This is an interesting time for medical students in the class of 2016. With the end of second year right around the corner, Doctoring in Vermont under my belt, and my sights set on USMLE Step 1, I have become very aware of the profound amount of preclinical knowledge we all have accumulated in the past year and a half. At times, it has felt overwhelming. However, I have also become aware of a minor gap in medical education. During first year, I quickly realized that most, if not all, M.D. degree granting programs do not incorporate formal courses on practice management and health insurance, accounting and finance, and the principles of business into their curricula. It is absolutely true that acquiring a solid grasp of the foundations material is essential to becoming a good physician, but knowing how to run your own practice, deal with insurance companies, and hire essential personnel are equally important, as is an understanding of healthcare economics.
This gap in our education is not because medical schools lack resources; in fact, less than a handful of allopathic medical schools are stand-alone or are affiliated with universities that do not have business schools. It is due to the constraints and intense pressure placed on medical schools by the Liaison Committee on Medical Education, which demands that we are taught a large volume of high yield scientific knowledge in a specific time frame. It is the same reason why medical school professors cannot go on and on about their personal research and innovations – that information, however intriguing, may still be in its infancy and therefore far from standard practice or general fact. In other words, there is too much to learn already, and barely enough time to learn it all.
Despite the intense focus of our medical education, I saw a chance during my first year to gain unique insight into the University of Vermont and learn about business management, strategy, and governance. This opportunity presented as an opening for a student on the University of Vermont’s Board of Trustees. I chose to pursue the position of student trustee because I wanted to gain insight into how this successful enterprise was run. Additionally, as a firm believer in the merits of higher education, I wanted to contribute to the greater university community by being at the forefront of shaping the future of our fine institution.
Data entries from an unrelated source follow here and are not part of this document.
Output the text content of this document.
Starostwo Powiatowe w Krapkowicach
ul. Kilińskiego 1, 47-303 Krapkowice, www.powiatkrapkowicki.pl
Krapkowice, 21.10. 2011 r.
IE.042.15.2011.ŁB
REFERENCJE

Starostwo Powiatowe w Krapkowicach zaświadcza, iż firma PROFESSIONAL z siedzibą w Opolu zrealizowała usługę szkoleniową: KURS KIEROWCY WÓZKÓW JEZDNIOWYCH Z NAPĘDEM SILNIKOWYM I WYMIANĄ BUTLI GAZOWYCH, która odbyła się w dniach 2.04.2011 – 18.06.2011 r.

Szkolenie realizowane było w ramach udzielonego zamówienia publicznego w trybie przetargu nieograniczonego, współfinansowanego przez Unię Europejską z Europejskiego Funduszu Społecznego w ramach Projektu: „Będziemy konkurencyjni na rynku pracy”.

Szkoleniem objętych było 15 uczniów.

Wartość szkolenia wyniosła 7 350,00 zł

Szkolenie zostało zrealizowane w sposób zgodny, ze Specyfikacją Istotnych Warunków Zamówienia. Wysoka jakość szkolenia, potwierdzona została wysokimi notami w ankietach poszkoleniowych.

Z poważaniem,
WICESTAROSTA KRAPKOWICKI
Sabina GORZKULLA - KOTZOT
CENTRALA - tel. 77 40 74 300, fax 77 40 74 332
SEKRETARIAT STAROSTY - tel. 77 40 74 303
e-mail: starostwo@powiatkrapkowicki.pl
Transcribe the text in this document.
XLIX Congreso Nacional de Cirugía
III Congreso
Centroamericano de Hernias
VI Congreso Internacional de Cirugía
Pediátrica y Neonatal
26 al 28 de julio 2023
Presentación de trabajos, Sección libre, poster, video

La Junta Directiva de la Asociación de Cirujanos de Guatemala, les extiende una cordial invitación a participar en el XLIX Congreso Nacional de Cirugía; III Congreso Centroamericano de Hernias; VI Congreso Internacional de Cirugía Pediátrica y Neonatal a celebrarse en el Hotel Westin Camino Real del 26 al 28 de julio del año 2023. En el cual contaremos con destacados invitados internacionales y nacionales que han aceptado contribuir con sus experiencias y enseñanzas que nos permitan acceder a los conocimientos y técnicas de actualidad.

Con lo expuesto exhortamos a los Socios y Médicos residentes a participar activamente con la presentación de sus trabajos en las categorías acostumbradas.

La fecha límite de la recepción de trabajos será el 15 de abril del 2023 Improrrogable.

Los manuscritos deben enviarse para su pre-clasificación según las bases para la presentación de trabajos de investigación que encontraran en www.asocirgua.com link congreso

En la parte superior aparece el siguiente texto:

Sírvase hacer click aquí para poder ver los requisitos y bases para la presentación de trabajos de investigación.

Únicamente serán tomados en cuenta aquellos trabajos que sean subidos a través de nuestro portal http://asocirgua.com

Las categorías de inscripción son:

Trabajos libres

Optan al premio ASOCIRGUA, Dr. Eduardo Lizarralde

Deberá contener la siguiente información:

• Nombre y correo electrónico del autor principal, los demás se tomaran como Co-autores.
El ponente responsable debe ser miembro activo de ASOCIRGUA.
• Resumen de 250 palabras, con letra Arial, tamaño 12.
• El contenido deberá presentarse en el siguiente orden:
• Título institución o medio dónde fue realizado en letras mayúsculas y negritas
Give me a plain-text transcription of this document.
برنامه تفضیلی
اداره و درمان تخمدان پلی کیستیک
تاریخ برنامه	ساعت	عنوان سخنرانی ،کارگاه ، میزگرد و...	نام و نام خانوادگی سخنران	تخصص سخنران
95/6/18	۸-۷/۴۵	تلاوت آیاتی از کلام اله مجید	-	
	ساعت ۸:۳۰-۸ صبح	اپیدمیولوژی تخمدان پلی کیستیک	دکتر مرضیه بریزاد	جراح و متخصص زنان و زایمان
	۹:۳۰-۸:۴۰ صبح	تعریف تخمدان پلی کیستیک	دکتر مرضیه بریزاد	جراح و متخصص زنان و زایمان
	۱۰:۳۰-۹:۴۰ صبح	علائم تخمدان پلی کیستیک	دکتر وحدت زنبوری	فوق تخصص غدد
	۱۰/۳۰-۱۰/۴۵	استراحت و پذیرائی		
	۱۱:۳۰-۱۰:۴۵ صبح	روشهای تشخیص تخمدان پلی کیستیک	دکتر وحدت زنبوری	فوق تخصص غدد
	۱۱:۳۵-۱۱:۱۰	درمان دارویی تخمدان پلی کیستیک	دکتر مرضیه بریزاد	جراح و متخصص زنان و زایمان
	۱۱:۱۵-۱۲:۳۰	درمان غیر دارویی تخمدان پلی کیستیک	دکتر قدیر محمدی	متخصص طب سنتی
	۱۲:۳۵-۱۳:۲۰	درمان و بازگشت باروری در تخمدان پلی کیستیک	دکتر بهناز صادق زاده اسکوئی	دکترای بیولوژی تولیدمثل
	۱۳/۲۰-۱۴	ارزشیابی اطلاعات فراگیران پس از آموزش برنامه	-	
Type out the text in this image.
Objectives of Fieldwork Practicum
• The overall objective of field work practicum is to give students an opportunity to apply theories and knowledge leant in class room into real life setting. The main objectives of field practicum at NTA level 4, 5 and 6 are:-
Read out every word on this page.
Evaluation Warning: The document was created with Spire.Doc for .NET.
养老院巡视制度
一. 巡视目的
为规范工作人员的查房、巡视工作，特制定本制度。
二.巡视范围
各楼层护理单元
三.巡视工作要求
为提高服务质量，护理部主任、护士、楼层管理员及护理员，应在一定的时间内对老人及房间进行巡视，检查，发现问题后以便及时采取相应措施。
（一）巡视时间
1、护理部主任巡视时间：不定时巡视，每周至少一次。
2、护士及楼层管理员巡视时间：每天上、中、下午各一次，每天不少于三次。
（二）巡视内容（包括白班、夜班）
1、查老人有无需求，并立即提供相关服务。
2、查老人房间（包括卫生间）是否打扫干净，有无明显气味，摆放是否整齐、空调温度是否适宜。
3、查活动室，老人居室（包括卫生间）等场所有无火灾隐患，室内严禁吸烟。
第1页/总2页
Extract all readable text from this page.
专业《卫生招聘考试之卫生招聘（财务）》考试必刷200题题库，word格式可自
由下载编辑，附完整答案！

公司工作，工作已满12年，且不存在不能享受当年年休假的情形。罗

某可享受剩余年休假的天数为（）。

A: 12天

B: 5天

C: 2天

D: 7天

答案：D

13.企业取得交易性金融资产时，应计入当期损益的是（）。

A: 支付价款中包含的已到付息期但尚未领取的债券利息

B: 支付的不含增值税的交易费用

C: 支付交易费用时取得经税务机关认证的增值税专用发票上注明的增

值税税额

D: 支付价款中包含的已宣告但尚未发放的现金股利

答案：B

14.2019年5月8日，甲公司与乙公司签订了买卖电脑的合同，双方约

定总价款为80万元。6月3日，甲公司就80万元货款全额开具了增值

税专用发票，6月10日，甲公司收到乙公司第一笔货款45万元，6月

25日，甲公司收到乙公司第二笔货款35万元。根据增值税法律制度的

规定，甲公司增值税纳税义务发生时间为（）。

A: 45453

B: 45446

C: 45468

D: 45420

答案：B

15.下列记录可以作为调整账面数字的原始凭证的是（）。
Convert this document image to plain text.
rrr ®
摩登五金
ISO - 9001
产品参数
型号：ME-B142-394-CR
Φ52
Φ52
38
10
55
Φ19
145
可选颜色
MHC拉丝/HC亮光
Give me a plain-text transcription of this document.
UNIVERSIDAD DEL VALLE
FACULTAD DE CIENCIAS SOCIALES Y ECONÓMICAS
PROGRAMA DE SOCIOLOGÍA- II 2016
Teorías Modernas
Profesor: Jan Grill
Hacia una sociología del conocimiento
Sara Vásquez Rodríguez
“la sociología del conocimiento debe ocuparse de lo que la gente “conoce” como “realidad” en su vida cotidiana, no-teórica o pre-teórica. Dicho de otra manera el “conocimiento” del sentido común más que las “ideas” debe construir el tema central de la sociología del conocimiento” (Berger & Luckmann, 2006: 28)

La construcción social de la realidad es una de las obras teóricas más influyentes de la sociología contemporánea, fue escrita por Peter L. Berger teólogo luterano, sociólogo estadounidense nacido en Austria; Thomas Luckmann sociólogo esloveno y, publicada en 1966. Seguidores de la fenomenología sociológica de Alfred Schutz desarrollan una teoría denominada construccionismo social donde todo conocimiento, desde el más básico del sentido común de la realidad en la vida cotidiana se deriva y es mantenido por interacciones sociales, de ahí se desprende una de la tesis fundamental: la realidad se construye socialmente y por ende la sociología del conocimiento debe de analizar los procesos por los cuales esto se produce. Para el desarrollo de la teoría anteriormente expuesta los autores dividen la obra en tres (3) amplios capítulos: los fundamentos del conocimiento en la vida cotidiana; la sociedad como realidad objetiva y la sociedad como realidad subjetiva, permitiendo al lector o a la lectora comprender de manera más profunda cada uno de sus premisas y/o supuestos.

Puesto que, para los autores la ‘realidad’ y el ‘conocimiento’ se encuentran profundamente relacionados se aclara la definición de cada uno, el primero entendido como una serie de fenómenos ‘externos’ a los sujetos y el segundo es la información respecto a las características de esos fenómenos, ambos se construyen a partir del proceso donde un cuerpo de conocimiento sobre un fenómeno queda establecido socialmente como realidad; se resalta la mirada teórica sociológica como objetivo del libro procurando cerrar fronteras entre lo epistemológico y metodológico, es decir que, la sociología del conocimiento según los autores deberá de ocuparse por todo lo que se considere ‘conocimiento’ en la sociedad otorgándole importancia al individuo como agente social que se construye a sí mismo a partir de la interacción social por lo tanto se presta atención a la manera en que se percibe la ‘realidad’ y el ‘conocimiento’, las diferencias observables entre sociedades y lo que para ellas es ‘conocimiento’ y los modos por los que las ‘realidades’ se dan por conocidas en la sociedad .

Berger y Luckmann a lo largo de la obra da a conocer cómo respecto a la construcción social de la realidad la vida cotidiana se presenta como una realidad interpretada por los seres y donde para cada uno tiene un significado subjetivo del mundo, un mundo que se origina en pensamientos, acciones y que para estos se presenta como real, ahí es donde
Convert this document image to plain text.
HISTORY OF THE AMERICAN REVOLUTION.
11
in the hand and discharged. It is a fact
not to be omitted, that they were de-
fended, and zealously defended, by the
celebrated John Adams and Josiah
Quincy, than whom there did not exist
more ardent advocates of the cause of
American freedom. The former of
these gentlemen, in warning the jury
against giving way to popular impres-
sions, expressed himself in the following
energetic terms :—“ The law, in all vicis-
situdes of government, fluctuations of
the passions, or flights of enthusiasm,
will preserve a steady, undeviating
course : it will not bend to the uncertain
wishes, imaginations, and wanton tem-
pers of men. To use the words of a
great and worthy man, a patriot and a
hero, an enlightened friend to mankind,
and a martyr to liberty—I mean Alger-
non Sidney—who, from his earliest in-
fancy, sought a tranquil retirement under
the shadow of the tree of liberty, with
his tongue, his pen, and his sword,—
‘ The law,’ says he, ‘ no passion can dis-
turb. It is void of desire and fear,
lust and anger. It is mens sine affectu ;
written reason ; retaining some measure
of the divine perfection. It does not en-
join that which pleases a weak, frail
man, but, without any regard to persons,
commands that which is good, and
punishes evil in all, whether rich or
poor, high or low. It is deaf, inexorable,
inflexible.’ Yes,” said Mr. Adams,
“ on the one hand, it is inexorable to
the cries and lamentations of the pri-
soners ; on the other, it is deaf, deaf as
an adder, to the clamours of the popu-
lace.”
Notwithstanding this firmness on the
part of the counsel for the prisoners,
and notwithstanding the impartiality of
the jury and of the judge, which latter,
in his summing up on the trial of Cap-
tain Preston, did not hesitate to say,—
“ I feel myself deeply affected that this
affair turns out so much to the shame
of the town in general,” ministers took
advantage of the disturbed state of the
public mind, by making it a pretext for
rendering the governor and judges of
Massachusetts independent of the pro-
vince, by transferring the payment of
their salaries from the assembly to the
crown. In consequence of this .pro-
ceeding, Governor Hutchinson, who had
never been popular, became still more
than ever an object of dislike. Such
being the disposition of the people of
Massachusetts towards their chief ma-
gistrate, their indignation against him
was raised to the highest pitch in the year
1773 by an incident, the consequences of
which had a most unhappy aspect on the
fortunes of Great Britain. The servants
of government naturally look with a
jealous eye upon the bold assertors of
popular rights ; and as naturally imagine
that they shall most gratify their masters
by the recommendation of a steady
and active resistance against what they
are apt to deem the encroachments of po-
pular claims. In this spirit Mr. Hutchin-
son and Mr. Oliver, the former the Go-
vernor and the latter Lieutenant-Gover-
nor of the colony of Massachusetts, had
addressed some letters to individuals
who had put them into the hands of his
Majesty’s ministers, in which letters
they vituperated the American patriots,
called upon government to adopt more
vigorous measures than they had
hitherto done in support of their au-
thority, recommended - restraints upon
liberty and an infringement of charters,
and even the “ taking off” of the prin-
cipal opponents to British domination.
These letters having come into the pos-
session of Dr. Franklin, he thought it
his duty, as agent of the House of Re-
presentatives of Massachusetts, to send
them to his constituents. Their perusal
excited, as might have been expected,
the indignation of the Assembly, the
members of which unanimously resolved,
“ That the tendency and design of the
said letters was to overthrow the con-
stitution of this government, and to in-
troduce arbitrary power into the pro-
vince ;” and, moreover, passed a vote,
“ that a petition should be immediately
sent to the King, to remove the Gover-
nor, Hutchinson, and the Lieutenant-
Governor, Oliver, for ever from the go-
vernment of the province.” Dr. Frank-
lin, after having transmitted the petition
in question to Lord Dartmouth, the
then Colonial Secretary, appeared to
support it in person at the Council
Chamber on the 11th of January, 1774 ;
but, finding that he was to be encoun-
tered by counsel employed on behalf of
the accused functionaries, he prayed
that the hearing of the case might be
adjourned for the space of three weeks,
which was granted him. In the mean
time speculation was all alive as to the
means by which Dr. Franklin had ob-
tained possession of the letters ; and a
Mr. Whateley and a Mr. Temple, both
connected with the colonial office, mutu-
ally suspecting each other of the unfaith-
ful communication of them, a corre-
So, what is a trustee? What are the responsibilities of the Board? These are questions I pondered as I started my application a little over a year ago. A trustee is someone who acts on a Board to help protect and appropriately restructure a university’s endowment. This is accomplished by keeping informed about university issues, strategic decision-making, and quality control and auditing. This applies to several scenarios, whether it is a significant curricular modification, the acquisition of property, major construction projects, or the allocation of gifts or funding.
Being a medical student on the UVM Board of Trustees is a challenging, but invaluable, experience. Reviewing hundreds of pages of Board materials before each major meeting, in addition to staying on top of my medical education and research can be overwhelming at times. The monumental support I have received from the Office of Medical Student Education, the trustee coordinators, and my peers has helped make serving on the Board possible. However, since I never formally studied business management in college or grad school, the learning curve has been steep. By working with various university constituencies, such as executive committees and administrators, I have learned about board governance, fiduciary responsibility, national issues that affect higher education, and some of UVM’s administrative policies and regulations. Although I am still becoming familiar with my role, I feel that I have become better prepared to make decisions that impact UVM. With this exposure, I hope to hone my interpersonal skills and gain leadership and management skills.
I also hope to develop a strong and unique business acumen, which I cannot cultivate elsewhere. The University of Vermont is a large business whose trajectory is guided by the Board of Trustees. By having the opportunity to be involved with curricular development, university governance, financial management, property development, and legal issues, I am gaining a unique experience outside of medicine, albeit one that is essential to creating a successful medical practice in the future.